I was hideously spoiled by Jessy. She’d get up at the crack of dawn, walk across to the harbour, accost the fishermen who had just come in, and insist on picking out the juiciest lobsters, crabs, mussels and fish from their catch. These she brought home, and spent the morning preparing the most delicious seafood lunches and dinners I have ever eaten. Everything very hot and spicy, reinforcing my love for this cuisine.
The coastal road in Bandra follows a rocky sea-front, where kids would gather all kinds of shells and mussels. There were also large crabs running around, but they could retreat into rock crevices and were much too fast to catch. Until I was given a Diana airgun, that is. From then on I became a local hero: I could hit them from some distance, and my friends could run over to collect them. They were delicious!
At some stage it became time for proper schooling. I was registered in an upper-class European school, Campion High, run by Jesuits. The teachers were mainly from abroad, the facilities in a high-rise building were luxurious. School fees were high, but you received, in general, a first-class education. I was, for instance, deeply influence by my English teacher Mrs Grant, who instilled in me a lifelong love for reading, literature and poetry.
Campion School was named after the 16th century Catholic Jesuit priest Edmund Campion, who was one of the Forty Martyrs of England and Wales. We celebrated his feast every 1st of December, usually with a Boy Scout rally in the hill stations around Bombay. The school principal, Spanish Jesuit Fr. E. F. More, led us in the Grand Howl of the Cub Scouts.
Baden-Powell’s illustration in The Wolf Cub’s Handbook (1916) shows how a Wolf Cub’s posture imitates a wolf at the Grand Howl. We all squatted in a circle around Father Mores and chanted: “Ah-kay-la, we’ll do our best! Dyb, dyb, dyb!
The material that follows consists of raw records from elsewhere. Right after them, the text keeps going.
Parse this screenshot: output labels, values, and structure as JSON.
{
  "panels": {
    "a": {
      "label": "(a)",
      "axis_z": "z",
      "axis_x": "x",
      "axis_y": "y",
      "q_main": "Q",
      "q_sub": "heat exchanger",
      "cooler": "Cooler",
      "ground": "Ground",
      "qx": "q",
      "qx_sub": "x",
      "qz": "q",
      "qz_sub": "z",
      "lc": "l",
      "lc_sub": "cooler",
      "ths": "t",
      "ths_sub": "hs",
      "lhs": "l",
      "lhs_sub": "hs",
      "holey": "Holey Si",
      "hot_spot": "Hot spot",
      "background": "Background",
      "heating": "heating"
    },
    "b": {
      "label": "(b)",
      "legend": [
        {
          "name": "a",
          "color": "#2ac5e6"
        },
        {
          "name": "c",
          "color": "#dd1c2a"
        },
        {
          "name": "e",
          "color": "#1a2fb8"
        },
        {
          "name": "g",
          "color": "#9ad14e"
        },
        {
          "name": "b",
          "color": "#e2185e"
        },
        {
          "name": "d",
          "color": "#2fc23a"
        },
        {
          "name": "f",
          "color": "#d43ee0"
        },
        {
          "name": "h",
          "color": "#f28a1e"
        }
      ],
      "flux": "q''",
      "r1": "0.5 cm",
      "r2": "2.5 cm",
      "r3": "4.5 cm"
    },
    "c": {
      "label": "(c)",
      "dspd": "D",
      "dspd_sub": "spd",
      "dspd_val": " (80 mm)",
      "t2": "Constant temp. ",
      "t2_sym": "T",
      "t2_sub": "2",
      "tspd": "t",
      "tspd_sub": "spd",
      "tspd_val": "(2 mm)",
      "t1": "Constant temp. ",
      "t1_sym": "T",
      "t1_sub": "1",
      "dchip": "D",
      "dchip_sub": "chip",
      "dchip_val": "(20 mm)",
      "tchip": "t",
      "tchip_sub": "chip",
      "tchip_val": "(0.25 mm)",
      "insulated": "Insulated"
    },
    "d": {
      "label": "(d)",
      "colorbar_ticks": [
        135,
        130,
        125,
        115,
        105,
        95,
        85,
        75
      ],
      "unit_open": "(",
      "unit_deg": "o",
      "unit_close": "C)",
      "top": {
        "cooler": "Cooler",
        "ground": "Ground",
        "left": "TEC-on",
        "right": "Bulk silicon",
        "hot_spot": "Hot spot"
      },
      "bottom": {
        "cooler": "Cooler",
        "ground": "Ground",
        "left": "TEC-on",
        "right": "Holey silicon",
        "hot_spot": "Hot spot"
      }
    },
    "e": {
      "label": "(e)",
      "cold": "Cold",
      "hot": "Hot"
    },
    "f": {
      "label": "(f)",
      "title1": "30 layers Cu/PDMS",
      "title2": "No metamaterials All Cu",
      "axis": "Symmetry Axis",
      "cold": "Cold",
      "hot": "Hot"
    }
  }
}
We’ll dob-dob-dob!” It’s for “do your best” and “do our best”. Akela is the leader of the wolf pack in Rudyard Kipling’s Jungle Book.
My class mates in Campion were from England, Germany, France, Italy, Spain… My best friend was Johnny Vasica, son of the Czechoslovakian CEO of the BATA shoe company. They had a beautiful flat on the ocean-front Marine Drive. I spent many fun afternoons there, and Johnny often came to our place in Colaba for breakfast before school in the morning.
At the age of 12 I moved to a different school and had no more contact with Johnny. He recently found me, and we chatted in Skype. It was a reunion after sixty-five years! Surely that must be a record-breaking event.
Johnny now lives in the USA. I am in constant touch with him.